Natural Language Processing — Connecting The World through Language With AI
As young children, before we can even walk or talk, we’re listening. We’re hearing the sounds and vocalizations made by other people. We’re attaching those combinations of sounds to meanings, such as ‘mother’ and ‘door’, and learning to read the facial expressions of those around us to deepen our understanding of blocks of words. Then we go to school, start interacting with other types of language representation — like cartoons, TV, tablets and mobile phones, as well as books, where we refine our understanding of language.
What is a natural process for the majority of people, is incredibly difficult for computers. Languages are complex data types, with flexible formal rules and lots of exceptions, and they are exceptionally hard to understand when they lack context and intent. Imagine a child comes into your room and says “Door!”. Without context (why are they saying this? Is the door open?) and intent (do they want me to close it?), it’s almost impossible to know how to respond in an appropriate way.
It’s no wonder that it’s taken decades of slow, tedious work to train AI to “understand” language. As machine learning capabilities grow, so does our ability to improve Natural Language Processing or NLP.
As AI and NLP technology gets changes and grows, it’s being applied in different ways to make the world a better place.
What is NLP and LLM?
NLP or Natural Language Processing is a subset of AI that focuses on how computers understand and interpret human language. It involves breaking down language into its component parts, such as words and sentences, and analyzing them to extract meaning. NLP can be done with speech or text, depending on the software. The first iterations of NLP began more than 50 years ago and evolved out of the field of linguistics. Today, the most common example of NLP technology is right in your purse or pocket. Smart assistants in your home or on your smartphone use NLP and AI to provide a voice-driven interface for intelligent search.
On the other hand, LLM or Large Language Models are advanced AI models that have been trained on massive amounts of data to generate human-like language. These models can be used to perform a variety of tasks, including language translation, content creation, and text summarization. When combined with NLP techniques, LLMs can enable more advanced language processing capabilities, such as sentiment analysis and named entity recognition.

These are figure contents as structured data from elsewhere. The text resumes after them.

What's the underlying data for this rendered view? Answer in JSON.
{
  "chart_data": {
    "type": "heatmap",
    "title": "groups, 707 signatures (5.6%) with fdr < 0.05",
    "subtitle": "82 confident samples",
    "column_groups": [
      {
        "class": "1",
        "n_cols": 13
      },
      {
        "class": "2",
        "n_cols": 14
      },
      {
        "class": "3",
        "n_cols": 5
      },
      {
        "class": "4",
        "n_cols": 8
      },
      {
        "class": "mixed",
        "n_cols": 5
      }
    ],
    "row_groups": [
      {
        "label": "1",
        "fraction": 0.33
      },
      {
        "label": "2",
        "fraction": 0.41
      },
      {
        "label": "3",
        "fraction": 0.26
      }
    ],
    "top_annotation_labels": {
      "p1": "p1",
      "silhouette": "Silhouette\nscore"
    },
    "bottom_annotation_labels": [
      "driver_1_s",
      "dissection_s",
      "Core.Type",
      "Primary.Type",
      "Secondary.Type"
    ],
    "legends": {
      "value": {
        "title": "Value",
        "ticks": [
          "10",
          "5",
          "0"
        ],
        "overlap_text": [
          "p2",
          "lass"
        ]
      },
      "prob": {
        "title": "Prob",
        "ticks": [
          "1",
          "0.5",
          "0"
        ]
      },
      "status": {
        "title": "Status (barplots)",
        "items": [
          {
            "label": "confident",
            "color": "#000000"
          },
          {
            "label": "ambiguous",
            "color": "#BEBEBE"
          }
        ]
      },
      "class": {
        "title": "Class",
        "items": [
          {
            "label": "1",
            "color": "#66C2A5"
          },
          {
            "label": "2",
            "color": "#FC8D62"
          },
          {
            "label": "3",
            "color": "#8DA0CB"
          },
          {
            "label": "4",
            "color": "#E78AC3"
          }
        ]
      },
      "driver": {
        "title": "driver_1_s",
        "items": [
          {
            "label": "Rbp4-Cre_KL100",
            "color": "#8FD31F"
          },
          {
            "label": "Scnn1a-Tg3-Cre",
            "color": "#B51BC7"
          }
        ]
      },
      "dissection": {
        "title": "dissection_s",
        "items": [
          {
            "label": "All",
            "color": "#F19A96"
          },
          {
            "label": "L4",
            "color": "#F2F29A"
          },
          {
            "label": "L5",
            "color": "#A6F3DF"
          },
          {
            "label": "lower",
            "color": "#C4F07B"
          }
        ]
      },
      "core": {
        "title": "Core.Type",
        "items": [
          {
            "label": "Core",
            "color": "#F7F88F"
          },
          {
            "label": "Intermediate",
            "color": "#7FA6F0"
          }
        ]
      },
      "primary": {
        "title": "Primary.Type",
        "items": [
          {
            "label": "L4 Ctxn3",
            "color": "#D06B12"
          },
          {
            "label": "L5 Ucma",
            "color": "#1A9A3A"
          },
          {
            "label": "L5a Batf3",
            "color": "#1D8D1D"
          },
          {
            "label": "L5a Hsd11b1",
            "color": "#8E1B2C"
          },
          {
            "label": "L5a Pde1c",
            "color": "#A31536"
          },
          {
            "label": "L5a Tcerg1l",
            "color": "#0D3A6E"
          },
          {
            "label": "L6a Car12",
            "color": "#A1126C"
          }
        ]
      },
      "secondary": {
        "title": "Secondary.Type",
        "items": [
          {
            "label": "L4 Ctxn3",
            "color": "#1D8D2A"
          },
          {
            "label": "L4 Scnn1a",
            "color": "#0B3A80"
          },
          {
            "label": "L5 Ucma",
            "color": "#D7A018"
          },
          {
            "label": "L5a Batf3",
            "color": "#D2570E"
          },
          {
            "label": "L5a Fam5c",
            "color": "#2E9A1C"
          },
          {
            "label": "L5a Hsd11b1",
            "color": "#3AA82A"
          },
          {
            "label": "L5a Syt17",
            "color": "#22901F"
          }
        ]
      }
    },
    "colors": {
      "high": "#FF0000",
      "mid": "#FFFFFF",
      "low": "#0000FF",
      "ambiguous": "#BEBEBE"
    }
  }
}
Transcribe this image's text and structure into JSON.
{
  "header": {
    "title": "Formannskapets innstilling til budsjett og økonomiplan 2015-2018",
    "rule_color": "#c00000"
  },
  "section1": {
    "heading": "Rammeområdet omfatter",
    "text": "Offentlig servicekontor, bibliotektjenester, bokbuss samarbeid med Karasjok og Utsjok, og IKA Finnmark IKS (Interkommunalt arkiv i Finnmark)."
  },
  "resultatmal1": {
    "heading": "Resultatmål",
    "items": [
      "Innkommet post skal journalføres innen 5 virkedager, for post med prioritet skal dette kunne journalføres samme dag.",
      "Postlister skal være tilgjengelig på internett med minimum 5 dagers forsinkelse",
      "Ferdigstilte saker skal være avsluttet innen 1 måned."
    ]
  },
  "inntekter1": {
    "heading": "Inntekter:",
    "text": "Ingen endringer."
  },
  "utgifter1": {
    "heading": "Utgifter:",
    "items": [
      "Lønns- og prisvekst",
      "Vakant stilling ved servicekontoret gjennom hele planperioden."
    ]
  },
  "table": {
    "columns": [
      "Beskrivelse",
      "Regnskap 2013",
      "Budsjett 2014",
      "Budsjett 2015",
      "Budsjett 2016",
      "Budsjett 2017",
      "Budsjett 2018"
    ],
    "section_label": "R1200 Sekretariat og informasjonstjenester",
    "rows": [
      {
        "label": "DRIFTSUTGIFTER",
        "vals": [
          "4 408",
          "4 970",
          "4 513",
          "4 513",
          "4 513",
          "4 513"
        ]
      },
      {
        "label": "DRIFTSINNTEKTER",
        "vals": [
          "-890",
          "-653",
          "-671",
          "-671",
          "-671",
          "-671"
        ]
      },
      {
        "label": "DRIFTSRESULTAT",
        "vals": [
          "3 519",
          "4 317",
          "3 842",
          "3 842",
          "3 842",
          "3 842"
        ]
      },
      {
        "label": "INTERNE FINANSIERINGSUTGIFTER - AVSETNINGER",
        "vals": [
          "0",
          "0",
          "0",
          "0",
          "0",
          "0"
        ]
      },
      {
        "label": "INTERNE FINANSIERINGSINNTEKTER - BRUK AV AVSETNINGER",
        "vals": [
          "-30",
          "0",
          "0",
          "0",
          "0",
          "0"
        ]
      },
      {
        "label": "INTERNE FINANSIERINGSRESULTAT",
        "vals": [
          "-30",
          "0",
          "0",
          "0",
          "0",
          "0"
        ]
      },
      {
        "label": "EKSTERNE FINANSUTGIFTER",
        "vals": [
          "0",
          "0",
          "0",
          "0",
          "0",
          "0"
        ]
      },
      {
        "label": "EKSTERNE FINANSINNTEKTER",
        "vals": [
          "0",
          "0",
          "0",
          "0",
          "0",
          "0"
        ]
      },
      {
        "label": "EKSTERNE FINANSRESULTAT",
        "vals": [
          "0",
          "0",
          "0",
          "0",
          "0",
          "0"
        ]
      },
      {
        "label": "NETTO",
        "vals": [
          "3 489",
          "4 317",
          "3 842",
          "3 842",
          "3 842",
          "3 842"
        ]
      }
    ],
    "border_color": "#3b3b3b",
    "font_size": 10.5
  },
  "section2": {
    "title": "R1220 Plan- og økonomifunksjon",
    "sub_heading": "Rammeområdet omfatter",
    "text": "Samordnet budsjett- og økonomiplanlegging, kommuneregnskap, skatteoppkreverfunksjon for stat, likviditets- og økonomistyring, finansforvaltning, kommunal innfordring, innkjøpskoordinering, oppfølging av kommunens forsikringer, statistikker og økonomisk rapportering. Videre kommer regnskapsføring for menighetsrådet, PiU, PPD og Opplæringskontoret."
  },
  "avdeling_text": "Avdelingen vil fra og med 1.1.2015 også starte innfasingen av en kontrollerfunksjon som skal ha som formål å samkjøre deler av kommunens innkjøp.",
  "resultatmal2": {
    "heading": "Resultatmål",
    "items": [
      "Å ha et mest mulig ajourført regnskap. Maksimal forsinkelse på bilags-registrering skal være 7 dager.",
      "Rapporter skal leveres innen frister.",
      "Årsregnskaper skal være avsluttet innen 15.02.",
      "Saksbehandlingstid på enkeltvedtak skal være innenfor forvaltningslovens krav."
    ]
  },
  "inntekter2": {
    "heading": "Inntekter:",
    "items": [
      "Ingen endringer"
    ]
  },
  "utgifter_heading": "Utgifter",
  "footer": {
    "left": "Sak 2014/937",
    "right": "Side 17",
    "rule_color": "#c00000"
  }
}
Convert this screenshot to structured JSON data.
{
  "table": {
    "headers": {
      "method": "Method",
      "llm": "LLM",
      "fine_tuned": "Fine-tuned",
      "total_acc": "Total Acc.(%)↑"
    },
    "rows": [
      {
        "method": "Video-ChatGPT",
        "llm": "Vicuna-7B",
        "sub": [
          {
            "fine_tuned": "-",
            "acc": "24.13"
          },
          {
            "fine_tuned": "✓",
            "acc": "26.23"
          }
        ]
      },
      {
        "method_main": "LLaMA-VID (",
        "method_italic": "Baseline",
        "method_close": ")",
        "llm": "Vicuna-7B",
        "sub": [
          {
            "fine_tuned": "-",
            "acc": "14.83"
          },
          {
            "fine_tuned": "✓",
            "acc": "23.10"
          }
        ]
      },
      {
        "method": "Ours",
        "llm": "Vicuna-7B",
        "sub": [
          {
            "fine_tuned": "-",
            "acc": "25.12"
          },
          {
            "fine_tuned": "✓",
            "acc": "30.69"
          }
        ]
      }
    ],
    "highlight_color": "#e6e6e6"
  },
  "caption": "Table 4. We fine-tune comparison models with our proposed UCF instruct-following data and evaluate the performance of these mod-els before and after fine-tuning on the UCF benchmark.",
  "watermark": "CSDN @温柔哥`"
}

The next time you call out to Alexa, Siri, Google, Bixby, or any other virtual assistant — remember, you’re using a technology that was decades in the making and it wouldn’t be possible without advanced AI.
In the beginning, NLP, like linguistics, was a way of developing a deeper understanding of language. As the field grows and AI technology improves, NLP can be scaled for use by a number of different industries while making the world a better and more efficient place.
As AI data-handling improves and access to huge amounts of computational power becomes commonplace, NLP and AI applications will continue to expand in scope. And, when done well with a partner that understands data storage, transformation, and labeling, the technology can benefit so many people.
When it comes to large language models or LLMs, they are are a significant development in the field of NLP, allowing for more accurate and complex language processing than ever before. The application of LLMs in various industries has the potential to make the world a better and more efficient place. For example, in healthcare, LLMs can assist in analyzing large volumes of patient data, enabling doctors to make faster, more accurate diagnoses and develop more effective treatments. In the finance industry, LLMs can analyze financial data and market trends, leading to better investment decisions and ultimately a more stable economy. Additionally, LLMs can be used to improve communication with non-native speakers and those with disabilities, creating a more inclusive society. As NLP and LLM technology continues to evolve, we can expect to see even more exciting and impactful applications in the future.